Still, there may be measures less disruptive or expensive than dredging that could help make life easier for suckers as partners work to clean up the watershed. Skinner said she’s already crossed quite a few off her list, but she’s still evaluating activities like killing cyanobacteria cells directly with ultrasound waves or UV radiation, or using oxygen or a compound called Phoslock, which bounds to phosphorus atoms and renders them useless to algae.

Oxygenating the lakebed would also increase dissolved oxygen levels for suckers during sharp, cyanobacteria-driven declines in the summer that likely contribute to their stress and eventual death.

But because Upper Klamath Lake is so big, these interim solutions have to target the suckers themselves instead of the entire lakebed.
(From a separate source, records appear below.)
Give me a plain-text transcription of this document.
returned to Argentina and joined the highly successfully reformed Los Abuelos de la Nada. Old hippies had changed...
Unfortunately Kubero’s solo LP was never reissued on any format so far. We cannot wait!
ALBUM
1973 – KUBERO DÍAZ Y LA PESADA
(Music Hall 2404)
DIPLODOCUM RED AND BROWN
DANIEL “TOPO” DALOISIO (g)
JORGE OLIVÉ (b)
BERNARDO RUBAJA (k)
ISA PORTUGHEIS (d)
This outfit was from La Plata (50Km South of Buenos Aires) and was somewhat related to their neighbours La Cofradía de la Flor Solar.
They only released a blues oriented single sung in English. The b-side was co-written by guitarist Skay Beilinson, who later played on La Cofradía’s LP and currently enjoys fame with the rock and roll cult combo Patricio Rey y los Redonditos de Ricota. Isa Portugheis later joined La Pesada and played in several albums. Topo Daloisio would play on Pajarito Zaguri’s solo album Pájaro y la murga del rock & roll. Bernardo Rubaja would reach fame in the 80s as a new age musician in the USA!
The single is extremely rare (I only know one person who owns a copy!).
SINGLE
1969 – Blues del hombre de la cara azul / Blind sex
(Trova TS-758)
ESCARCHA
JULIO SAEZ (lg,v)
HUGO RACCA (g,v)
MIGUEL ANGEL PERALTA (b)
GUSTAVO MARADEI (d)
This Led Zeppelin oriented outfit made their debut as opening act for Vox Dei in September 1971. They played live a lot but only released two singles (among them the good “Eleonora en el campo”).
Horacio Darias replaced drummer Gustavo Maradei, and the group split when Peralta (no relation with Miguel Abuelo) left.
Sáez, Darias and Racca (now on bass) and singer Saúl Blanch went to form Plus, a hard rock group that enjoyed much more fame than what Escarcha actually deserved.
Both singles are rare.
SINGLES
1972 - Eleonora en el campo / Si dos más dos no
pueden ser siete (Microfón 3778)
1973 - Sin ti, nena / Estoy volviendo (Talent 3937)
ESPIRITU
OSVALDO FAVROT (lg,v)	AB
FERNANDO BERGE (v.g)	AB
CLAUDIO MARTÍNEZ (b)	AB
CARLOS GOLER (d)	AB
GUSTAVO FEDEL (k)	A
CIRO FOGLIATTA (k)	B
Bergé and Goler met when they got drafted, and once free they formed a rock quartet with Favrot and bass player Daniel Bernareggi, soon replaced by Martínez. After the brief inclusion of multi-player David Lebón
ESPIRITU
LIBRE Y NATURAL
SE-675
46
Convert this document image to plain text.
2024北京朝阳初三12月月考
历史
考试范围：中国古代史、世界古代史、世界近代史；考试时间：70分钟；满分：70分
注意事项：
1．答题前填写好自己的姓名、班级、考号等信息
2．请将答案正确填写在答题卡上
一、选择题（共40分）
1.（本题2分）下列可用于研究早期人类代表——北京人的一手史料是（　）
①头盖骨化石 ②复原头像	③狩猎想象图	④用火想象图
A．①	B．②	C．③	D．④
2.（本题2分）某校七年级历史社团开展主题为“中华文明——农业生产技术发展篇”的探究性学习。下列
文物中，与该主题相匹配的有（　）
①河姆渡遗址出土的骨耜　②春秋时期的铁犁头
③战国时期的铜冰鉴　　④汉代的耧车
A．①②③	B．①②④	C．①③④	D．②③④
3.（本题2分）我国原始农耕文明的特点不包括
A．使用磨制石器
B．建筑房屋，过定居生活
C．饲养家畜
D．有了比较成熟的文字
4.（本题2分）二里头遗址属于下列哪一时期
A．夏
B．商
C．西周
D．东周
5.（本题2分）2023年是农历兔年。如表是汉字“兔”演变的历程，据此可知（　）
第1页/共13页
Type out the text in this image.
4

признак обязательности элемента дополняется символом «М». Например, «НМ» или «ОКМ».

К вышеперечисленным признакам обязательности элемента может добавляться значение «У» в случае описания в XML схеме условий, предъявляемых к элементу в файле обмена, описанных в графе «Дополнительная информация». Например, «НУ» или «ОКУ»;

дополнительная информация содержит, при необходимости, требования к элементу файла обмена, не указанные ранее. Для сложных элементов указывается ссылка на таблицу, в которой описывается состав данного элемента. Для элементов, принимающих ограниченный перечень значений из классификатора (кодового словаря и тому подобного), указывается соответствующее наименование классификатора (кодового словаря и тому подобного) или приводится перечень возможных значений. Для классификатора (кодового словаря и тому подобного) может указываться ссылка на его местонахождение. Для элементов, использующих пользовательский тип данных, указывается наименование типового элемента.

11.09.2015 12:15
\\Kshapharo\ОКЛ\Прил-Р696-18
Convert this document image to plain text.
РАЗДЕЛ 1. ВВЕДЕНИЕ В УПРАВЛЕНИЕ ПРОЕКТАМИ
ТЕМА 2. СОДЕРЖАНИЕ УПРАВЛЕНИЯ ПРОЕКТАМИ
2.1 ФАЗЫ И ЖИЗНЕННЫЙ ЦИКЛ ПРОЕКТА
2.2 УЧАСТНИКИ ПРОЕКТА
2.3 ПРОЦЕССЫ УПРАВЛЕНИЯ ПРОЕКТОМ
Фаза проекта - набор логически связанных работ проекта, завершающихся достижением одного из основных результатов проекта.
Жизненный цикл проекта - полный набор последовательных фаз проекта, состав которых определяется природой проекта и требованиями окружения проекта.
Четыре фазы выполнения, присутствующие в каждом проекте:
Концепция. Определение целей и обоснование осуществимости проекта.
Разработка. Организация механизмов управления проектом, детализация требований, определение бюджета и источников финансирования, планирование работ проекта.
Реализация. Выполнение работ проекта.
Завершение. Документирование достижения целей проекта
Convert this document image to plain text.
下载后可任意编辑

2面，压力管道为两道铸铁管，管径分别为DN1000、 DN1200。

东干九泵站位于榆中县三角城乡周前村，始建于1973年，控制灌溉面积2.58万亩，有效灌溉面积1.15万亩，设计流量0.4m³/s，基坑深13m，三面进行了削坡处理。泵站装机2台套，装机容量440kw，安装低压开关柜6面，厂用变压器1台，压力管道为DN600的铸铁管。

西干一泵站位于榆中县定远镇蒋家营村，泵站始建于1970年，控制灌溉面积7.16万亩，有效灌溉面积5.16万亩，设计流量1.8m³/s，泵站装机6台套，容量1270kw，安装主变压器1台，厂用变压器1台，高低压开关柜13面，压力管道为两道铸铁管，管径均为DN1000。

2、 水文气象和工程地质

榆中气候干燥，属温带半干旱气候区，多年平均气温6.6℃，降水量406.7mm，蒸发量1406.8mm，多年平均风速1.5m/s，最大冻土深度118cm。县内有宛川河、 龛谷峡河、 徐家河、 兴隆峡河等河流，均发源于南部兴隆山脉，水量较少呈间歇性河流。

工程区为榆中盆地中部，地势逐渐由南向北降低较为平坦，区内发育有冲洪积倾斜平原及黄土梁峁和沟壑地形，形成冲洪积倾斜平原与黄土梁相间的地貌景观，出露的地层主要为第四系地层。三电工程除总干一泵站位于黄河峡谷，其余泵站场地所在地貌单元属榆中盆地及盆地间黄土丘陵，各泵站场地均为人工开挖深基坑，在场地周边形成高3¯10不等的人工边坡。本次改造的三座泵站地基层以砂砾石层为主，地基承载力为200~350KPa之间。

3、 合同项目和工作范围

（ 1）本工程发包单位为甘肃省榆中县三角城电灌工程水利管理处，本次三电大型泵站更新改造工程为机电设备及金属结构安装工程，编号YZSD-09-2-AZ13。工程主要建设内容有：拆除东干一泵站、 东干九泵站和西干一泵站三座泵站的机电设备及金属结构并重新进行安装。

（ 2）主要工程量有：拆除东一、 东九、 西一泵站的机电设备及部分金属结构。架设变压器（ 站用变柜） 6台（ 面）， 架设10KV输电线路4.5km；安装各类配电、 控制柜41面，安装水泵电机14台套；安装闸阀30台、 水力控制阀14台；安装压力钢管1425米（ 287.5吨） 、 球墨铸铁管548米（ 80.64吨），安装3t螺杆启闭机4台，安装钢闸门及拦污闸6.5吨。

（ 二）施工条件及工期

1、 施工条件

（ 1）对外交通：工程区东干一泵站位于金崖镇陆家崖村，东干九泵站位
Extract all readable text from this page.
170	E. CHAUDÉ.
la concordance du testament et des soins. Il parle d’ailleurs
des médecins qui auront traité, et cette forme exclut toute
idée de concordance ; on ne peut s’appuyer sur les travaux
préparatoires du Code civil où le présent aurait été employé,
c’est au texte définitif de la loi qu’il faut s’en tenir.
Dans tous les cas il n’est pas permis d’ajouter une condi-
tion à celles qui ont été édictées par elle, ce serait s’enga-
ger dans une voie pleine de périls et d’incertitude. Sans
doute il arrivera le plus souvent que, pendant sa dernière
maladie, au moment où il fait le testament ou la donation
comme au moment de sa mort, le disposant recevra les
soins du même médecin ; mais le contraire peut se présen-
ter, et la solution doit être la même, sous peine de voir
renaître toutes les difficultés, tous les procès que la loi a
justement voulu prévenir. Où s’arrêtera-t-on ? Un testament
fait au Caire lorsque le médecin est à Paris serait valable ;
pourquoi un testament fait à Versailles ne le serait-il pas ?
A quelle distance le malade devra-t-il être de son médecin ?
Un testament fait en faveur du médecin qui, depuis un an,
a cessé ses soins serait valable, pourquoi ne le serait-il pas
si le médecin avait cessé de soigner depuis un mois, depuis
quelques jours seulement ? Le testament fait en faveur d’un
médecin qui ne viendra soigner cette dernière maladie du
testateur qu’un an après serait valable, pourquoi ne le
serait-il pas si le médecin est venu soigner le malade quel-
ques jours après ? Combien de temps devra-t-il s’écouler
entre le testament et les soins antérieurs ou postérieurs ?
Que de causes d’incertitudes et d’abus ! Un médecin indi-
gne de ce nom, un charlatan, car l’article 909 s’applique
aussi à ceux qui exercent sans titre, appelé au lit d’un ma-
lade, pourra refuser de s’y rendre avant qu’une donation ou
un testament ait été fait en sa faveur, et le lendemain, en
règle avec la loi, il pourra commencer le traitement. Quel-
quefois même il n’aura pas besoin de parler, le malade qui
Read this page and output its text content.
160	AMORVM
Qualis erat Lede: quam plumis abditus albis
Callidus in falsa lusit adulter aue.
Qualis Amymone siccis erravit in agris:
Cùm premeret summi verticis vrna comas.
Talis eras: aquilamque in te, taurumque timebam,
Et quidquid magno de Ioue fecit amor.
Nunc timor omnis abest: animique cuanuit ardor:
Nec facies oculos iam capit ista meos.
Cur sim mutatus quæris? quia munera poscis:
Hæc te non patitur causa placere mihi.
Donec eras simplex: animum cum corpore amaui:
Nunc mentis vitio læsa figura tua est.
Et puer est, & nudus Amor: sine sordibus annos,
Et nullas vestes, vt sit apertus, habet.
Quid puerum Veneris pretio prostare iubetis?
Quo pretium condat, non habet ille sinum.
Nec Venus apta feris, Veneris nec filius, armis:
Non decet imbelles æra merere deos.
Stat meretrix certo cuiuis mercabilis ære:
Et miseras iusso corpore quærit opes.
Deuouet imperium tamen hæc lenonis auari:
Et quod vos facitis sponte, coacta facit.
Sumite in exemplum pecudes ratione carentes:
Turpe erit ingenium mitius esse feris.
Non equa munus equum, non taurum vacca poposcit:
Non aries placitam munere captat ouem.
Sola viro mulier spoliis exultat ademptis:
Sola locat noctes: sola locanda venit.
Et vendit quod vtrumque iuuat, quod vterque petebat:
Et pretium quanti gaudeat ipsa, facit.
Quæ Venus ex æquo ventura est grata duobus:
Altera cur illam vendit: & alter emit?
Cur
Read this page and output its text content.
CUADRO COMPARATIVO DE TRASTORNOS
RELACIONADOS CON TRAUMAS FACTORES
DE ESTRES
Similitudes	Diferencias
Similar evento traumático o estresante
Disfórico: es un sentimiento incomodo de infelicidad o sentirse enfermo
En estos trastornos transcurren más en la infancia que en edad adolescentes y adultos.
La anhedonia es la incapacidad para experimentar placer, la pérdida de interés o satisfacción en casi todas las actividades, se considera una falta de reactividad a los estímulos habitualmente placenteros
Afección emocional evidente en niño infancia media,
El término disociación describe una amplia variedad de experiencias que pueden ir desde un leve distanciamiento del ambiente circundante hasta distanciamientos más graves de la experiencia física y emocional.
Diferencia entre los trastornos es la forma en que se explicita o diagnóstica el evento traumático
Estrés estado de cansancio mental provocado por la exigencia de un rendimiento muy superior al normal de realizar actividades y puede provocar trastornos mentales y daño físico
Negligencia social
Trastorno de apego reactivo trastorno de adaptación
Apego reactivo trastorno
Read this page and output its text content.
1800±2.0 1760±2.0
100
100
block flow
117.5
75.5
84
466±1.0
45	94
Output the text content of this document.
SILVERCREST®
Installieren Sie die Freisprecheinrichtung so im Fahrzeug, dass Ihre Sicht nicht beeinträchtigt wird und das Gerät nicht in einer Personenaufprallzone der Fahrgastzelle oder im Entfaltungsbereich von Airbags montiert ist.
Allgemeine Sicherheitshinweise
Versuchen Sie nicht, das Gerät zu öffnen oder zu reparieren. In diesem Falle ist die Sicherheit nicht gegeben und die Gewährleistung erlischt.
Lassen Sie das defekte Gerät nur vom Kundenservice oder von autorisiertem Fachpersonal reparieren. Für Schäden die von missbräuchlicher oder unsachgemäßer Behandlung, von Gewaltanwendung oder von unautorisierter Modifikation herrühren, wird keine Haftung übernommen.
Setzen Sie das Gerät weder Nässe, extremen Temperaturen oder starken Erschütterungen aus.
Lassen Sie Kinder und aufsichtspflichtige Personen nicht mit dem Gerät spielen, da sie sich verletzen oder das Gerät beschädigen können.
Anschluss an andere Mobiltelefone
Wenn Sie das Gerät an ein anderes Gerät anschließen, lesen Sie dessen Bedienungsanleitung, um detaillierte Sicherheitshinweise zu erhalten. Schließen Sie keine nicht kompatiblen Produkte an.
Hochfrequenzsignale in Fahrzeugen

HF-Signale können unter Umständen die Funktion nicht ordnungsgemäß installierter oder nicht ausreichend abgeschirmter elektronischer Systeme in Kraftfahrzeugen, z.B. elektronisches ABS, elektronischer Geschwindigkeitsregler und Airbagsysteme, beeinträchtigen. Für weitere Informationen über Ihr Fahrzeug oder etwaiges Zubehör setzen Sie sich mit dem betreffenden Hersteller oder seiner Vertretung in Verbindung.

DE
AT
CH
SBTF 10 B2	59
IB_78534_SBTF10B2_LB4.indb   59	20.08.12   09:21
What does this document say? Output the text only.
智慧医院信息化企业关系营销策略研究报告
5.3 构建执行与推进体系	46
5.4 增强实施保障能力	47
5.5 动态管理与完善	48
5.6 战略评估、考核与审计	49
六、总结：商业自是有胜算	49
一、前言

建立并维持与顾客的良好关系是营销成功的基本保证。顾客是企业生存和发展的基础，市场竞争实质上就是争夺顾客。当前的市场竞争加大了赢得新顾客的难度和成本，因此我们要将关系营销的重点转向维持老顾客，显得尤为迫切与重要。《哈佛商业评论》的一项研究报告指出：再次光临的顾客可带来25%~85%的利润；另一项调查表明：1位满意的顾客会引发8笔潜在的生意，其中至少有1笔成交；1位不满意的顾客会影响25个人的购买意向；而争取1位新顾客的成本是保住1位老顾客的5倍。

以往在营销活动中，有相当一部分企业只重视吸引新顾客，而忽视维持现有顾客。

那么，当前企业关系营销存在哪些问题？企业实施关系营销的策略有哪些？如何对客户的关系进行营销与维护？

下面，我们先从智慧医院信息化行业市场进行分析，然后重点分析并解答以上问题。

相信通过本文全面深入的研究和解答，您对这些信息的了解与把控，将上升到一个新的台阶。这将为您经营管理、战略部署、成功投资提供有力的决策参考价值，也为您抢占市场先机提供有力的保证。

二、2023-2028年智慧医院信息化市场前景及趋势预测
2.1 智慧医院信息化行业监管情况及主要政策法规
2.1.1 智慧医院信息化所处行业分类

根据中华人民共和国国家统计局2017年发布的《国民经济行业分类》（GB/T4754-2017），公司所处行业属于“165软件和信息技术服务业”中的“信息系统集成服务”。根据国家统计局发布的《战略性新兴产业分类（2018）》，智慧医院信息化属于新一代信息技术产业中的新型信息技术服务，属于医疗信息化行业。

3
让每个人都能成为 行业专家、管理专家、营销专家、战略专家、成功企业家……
Fish biologists have made progress on tracking the movement of C’waam and Koptu beneath the surface to figure out where they tend to congregate at different times of the year, but the dynamics of the juvenile die off at the end of each summer remain somewhat of a mystery.

“I am always looking for new ideas and therefore encourage readers to reach out if they have any ideas for me to explore,” Skinner said. “I will consider anything and everything.”

Singer agreed that the basin won’t get anywhere without fixing the underlying problems in the Upper Klamath Lake watershed, but the discussions about dredging or any quick fix underscore just how dire the situation is for suckers. Without some way to keep the species alive in the interim, would water quality improvements from tributary restoration arrive in time?

“I think it’s important to focus externally, but I still wonder if there’s a way to just, you know, get some oxygen to the poor fish,” she said.

Upper Klamath Lake

A bald eagle eats from a carcass sitting on the ice covering Upper Klamath Lake on Jan. 12, 2022.